AUD’s date with destiny (200d-MA)
For the best part of two years, AUDUSD traders would have taken confidence in the fact that the major Antipodean pair was unable to break its 200d-MA – a significant resistance level. This notion, however, was wiped mid-December as the Australian Dollar soared to 70c alongside a global risk rally.
Since the turn of the year, AUDUSD seems to have its crosshairs on its 200d-MA, which sits a touch under 69c at 0.6897. US-Iranian tensions, slack in the Aussie labour market and broad risk-off sentiment in the near-term could likely prove the impetus for a test back into major support.
Dec. Aussie Job Ads telling for employment
Aussie Job Ads, a leading report from ANZ which collates internet and newspaper job ads across several search platforms in December, is scheduled for release at 11.30am AEDT. This report on previous occasions has been a telling indicator for unemployment, job vacancies and employment growth – key metrics which help markets assess the state of Australia’s labour market and have proven impactful for AUD traders in recent times.
Job Ads dropped in November by 1.7% and have been falling for the most part since August 2019. If stronger confirmation is to come through for the RBA’s “gradual turning point” in the economy; job ads must exhibit some improvement walking into Jan 23’s Aussie employment report.
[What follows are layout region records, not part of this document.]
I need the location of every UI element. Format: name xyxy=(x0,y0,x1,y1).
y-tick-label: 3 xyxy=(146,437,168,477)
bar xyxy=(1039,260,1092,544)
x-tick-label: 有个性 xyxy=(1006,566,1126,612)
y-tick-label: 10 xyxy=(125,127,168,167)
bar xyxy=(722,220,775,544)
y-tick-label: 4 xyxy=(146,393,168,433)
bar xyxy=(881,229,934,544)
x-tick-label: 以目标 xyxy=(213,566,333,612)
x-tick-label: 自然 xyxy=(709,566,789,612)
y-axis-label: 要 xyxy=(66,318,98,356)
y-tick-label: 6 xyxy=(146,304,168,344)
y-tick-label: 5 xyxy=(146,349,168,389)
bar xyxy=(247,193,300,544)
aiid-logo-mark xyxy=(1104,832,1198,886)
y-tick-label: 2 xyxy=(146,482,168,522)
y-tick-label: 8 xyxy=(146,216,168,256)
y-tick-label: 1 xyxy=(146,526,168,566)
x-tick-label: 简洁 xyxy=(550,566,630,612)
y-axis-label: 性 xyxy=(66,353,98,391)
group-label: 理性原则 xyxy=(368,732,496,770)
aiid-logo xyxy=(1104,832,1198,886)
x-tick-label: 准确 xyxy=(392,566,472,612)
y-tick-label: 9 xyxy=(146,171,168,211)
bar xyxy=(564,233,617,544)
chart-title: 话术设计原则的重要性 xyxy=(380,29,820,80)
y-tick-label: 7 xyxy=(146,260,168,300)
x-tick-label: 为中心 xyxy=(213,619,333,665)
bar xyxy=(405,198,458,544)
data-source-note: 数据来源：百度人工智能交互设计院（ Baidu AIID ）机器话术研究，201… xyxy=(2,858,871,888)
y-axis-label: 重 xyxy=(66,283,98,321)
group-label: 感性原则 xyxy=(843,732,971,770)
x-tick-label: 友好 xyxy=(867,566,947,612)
ASX points higher following positive Wall Street session
ASX Futures rallied 30pts overnight suggesting a moderate start for the cash index at the open. Crude oil, however, has seen a decent pullback to US$68 from highs of US$70.50/bbl and could see oil & gas stocks, some of the biggest movers yesterday, retrace a portion of strong gains made. Look for Santos (STO), Woodside Petroleum (WPL) and Oilsearch (OSH.AX) to open down. Gold is also slightly down off yesterday’s highs around US$1,566 as risk sentiment steadied. Fed operations are likely the protagonist given 100% acceptance of US$76.9bn in bids took place in the overnight repo market.